Shadowless
Below is the prologue as a writing sample for this series.
Prologue
Doctor Raymond Lems awoke with a gasp and sat up. Pain riddled his body. It forced him to drop back upon the collapsible stretcher where he found himself laying. His torso felt like someone stabbed him with burning pokers. Raymond touched his hand to his chest and looked at it with groggy eyes. Blood.
With great effort he lifted his head enough to glimpse his chest. Raymond cried out as he peeled away the blood-soaked gauze. Bullet holes—and why can’t I hear anything? He could only feel an empty rattle in his throat as he screamed—tinnitus drowned out all sounds. Shock rang in his ears, drowning out everything else.
Where in the Hell am I? What happened—this is all General Braff’s fault. I’m certain of it!
Raymond didn’t recognize the room, though it looked familiar… these were the same color schemes company designers painted at his research lab; supposedly they calmed people. He growled. Raymond had quit the lab after finding they had begun secret experiments on children and the disabled.
Wiping away a hot tear, he tried to piece everything together, but he couldn’t remember anything that had happened since meeting up with Agent Scofield at that crappy diner. “Why can’t I remember?” he barely heard his voice as the ringing in his ears lessened.
He knew why he couldn’t remember, but he refused to entertain such a notion. If he had become a carrier—if those things had controlled his body—then all hope was lost.
Even though Raymond wasn’t a medical physician, he was still a doctor, and as such he recognized many of the haphazardly strewn medical supplies upon on the table next to him. A bag of blood hung on a rack; it fed into his IV and kept him from bleeding out. Why did they leave me here? Where are the doctors and nurses?
A second bag of fluid hung nearby—this one contained a mix with morphine in it, but it hadn’t been injected yet. Shakily, Raymond pinched the catheter and rammed it into a vein. It only took a few tries. After a few seconds, the pain relaxed enough that his ears began operating again; his body fought back against the trauma and shock.
He looked over his body again, assessing the swelling and purple bruises. Some kind of noise blurped in the hallway as he looked over the bullet wound.
Who in the Hell shot me?
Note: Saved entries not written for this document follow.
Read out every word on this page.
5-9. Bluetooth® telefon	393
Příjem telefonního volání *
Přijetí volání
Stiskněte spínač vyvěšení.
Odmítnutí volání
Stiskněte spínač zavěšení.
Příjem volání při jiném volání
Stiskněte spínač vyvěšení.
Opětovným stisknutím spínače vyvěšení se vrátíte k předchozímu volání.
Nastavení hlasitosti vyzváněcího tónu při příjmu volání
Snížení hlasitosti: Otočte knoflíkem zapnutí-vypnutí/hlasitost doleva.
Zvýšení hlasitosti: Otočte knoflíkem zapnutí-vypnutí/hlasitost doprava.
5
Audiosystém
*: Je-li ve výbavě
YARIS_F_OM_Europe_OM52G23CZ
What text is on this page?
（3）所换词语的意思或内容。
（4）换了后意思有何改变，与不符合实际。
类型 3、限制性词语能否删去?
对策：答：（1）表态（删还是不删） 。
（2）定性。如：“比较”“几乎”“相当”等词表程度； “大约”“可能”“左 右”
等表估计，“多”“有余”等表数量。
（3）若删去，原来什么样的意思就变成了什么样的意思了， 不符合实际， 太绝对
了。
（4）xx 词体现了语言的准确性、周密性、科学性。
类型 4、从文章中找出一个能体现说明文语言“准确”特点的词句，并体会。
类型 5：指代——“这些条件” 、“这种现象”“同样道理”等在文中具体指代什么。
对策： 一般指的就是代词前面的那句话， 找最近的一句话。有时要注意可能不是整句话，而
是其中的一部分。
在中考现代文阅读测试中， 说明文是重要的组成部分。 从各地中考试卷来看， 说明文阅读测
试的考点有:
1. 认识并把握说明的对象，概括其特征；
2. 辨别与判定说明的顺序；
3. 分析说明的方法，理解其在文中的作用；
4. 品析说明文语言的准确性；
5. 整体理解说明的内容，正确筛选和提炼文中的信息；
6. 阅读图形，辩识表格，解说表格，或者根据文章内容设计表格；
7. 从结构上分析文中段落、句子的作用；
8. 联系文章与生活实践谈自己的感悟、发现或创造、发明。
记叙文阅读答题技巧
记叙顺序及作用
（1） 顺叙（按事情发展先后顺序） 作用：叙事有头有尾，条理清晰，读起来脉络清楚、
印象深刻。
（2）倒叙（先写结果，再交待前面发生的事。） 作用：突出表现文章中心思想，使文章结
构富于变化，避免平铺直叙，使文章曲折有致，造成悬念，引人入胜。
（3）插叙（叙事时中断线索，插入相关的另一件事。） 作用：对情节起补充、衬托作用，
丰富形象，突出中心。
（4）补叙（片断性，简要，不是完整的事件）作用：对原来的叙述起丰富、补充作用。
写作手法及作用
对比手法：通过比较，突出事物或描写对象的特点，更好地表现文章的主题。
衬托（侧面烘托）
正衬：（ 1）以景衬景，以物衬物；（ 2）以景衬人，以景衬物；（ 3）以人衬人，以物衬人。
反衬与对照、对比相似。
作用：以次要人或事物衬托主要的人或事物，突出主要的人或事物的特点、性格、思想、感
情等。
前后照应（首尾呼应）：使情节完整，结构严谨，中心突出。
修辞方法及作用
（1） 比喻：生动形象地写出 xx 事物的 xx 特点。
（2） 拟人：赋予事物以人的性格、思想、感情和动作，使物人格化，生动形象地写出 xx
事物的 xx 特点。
Raymond wondered as he scanned his surroundings with fresh eyes. And who puts a gunshot victim in a supply room? He groaned and crawled off the bed before staggering across the linoleum. He knew the answer: someone with no intention of coming back.
The research scientist yanked the intravenous lines from his arms and pushed open the door where the swelling sounds of chaos greeted him. Yellow lights flashed everywhere in the hall, bathing everything with pulsating amber. Warning sirens shrieked in time with klaxon lights. Inhuman screams echoed from a nearby stairwell sounding like some kind of portal to the underworld he’d often joked that his and Swaggart’s madcap research would open.
Raymond stumbled across the hall and found a door with a familiar nameplate. He scowled, but opened the entrance to General Roderick Braff’s office and locked it behind him.
“Where are you, Swaggart?” Raymond limped across the hallway and towards the broken window at the far side of the room wondering where his friend had gone. Blood leaked from his oversaturated bandages and he felt light headed.
Shards of glass crunched underfoot as he meandered past the general’s ornate, wooden desk. A bittersweet odor tugged at his nose. The doctor grabbed clumsily at the smoldering cigar that lay on the desktop.
With shaky fingers, Raymond barely succeeded in placing the smoking husk between his lips by the time he got to the busted window pane. He peeked out at the commotion. A herd of bodies sprinted across the far slope, heading up the hillside in a herd panic. Dread filled the researcher’s gut with hot regret. It all made sense: the blackout, the gunshots, the sirens. The entities have broken free from their containment units in the basement.
He looked at the ground and noticed an empty shoe abandoned upon the tangle of broken, bloody glass.
Raymond couldn’t be certain, but he thought it could be Braff’s brand. It made him happy to think that someone had finally thrown that bastard through a second story window. He just wished it could have been there to see it.
Raymond looked back towards the mountainside. The peaks stood in stark contrast to the eerie light glowing behind them. Then, something brilliant flashed and all the light on Earth went out.